The national consumer dispute redressal commission (NCDRC) has ordered Indian Spinal Injuries Centre to pay a compensation of Rs15 lakh to the family of one Ajay Kumar Gautham. The medical negligence of the New Delhi-based hospital was the reason for the person's death.
In the order, the bench of presiding member Dr SM Kantikar and member Binoy Kumar says, "We note that the State Commission sought an opinion from Maulana Azad Medical College (MAMC). The Dean of MAMC constituted the board of medical experts consisting of three experts, namely, Dr Ajay Sharma, HOD (Neurosurgery) GB Pant hospital, Dr JS Dolly (Anesthesia), MAMC, Dr Anjali Prakash (Radio diagnosis), MAMC. The state commission framed certain issues for the opinion. In view of the non-availability of all brain imaging films, no conclusion may be drawn on this point. Whether the deceased should have been operated on or drawn on this point, whether he should have been operated on or treated by conservative therapy, cannot be commented on from the provided hospital records. In absence of any intracranial space-occupying lesion (Intracranial Hematoma), conservative therapy is the standard treatment."
Ajay Kumar was admitted to the hospital as he suffered an accidental fall from a height. He was admitted there on 19 March 2004 at 5.30pm. According to his family, no immediate care was given and he was examined and admitted to ICU only after three-four hours. His family was informed that he had only a minor injury and that the surgery would be done the following day if there was any serious condition.
After that, at 11pm on the same day, Dr Mahajan performed ultrasonography (USG) of the abdomen and thereafter, the patient was examined by Dr VP Bhalla. It was further alleged that in the ICU patient's head was shaved and a tube was put in the neck without informed consent. The patient was not put on the ventilator, nor was given any oxygen. On 20 March 2004, the patient was declared dead at 5:30am.
Being aggrieved of the death due to negligent treatment and lack of care, CR Gautham, the father of Ajay Kumar filed a complaint to the state commission seeking compensation of Rs83 lakh from the hospital.
Indian Spinal Injuries Centre in their written submission, denied medical negligence from their side. The hospital contended that the patient was managed by a team of doctors (surgeon and residents) supported by paramedical staff as per the standard protocol. The relevant investigations were sent and the patient was kept under close monitoring.
The hospital claimed that at the time of admission, he had sustained a serious head injury and was unconscious.
State commission, after perusal of various reports and expert opinion, ordered that the hospital should pay a compensation of Rs15 lakh. Both the hospital and the father of the deceased filed petitions with NCDRC. While the hospital management's petition sought the dismissal of the case, the deceased's father sought to enhance compensation.
The counsel who appeared for the hospital contended that the state commission failed to consider the experts' evidence filed by Dr R Bhatia and Dr Rana Patir. Further, the counsel submitted that the medical board's opinion was inconclusive as the complainants did not intentionally provide the documents.

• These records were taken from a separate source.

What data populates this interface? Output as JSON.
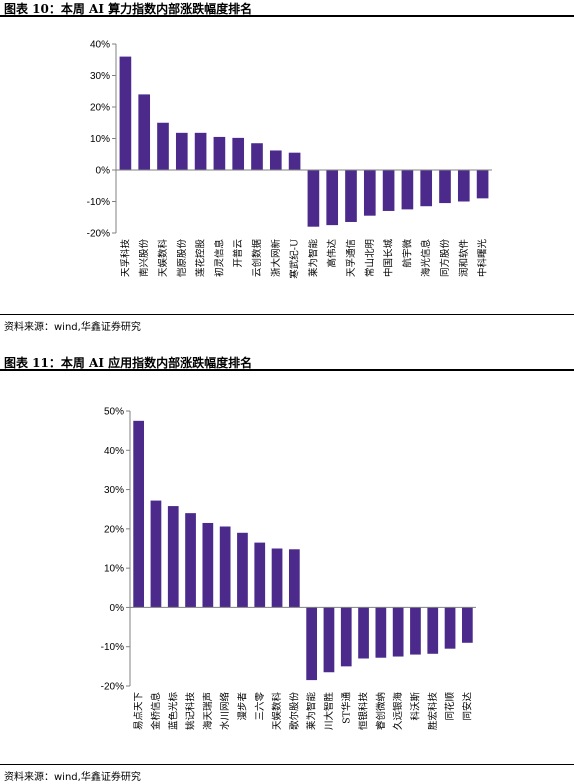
{
  "colors": {
    "bar": "#4b2a8c",
    "axis": "#808080",
    "rule": "#000000"
  },
  "charts": [
    {
      "title": "图表 10：本周 AI 算力指数内部涨跌幅度排名",
      "source": "资料来源：wind,华鑫证券研究",
      "chart_data": {
        "type": "bar",
        "title": "图表 10：本周 AI 算力指数内部涨跌幅度排名",
        "xlabel": "",
        "ylabel": "",
        "ylim": [
          -20,
          40
        ],
        "yticks": [
          "40%",
          "30%",
          "20%",
          "10%",
          "0%",
          "-10%",
          "-20%"
        ],
        "categories": [
          "天孚科技",
          "南兴股份",
          "天娱数科",
          "恺原股份",
          "莲花控股",
          "初灵信息",
          "开普云",
          "云创数据",
          "浙大网新",
          "寒武纪-U",
          "莱为智能",
          "高伟达",
          "天孚通信",
          "常山北明",
          "中国长城",
          "航宇微",
          "海光信息",
          "同方股份",
          "润和软件",
          "中科曙光"
        ],
        "values": [
          36,
          24,
          15,
          11.8,
          11.8,
          10.5,
          10.2,
          8.5,
          6.2,
          5.5,
          -18,
          -17.5,
          -16.5,
          -14.5,
          -13,
          -12.5,
          -11.5,
          -10.5,
          -10,
          -9
        ]
      }
    },
    {
      "title": "图表 11：本周 AI 应用指数内部涨跌幅度排名",
      "source": "资料来源：wind,华鑫证券研究",
      "chart_data": {
        "type": "bar",
        "title": "图表 11：本周 AI 应用指数内部涨跌幅度排名",
        "xlabel": "",
        "ylabel": "",
        "ylim": [
          -20,
          50
        ],
        "yticks": [
          "50%",
          "40%",
          "30%",
          "20%",
          "10%",
          "0%",
          "-10%",
          "-20%"
        ],
        "categories": [
          "易点天下",
          "金桥信息",
          "蓝色光标",
          "姚记科技",
          "海天瑞声",
          "水川网络",
          "漫步者",
          "三六零",
          "天娱数科",
          "歌尔股份",
          "莱为智能",
          "川大智胜",
          "ST华通",
          "恒银科技",
          "睿创微纳",
          "久远银海",
          "科沃斯",
          "胜宏科技",
          "同花顺",
          "同安达"
        ],
        "values": [
          47.5,
          27.2,
          25.8,
          24,
          21.5,
          20.6,
          19,
          16.5,
          15,
          14.8,
          -18.5,
          -16.5,
          -15,
          -13,
          -12.8,
          -12.5,
          -12,
          -11.8,
          -10.5,
          -9
        ]
      }
    }
  ]
}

The counsel for Mr Gautham stated it was a clear medical negligence case. "The patient was taken to the hospital in good faith with the hope that the doctors knew the best and would provide the best treatment," he says.
NCDRC, based on the expert submitted to the state commission by the Maulana Azad Medical College, concluded that there was sheer negligence from the side of the hospital.
"Regarding the alleged delay in the treatment, although the hospital admission record papers mentioned the doctor's observations timed at 9.15pm, but in the absence of the admission record slip, no comments could be made. There is no record to document the fact if the patient was managed in the casualty department before formal admission and what first aid treatment, if any, was given to the deceased. In view of these facts, no further observations regarding this point can be made. Regarding ultrasound examination, in road traffic accidents, to exclude other intra-abdominal injuries, ultrasound examination of the abdomen is undertaken. This cannot be termed as unnecessary. In the absence of complete hospital records, no comments can be made on this point. However, it is mandatory to undertake consent for any procedures to be performed on a patient. Often this is recorded at the time of admission," Dr Kantikar from NCDRC says.
NCDRC also observed that the compensation amount was adequate and the plea to increase compensation from Rs15 lakh to Rs2 crore was turned down.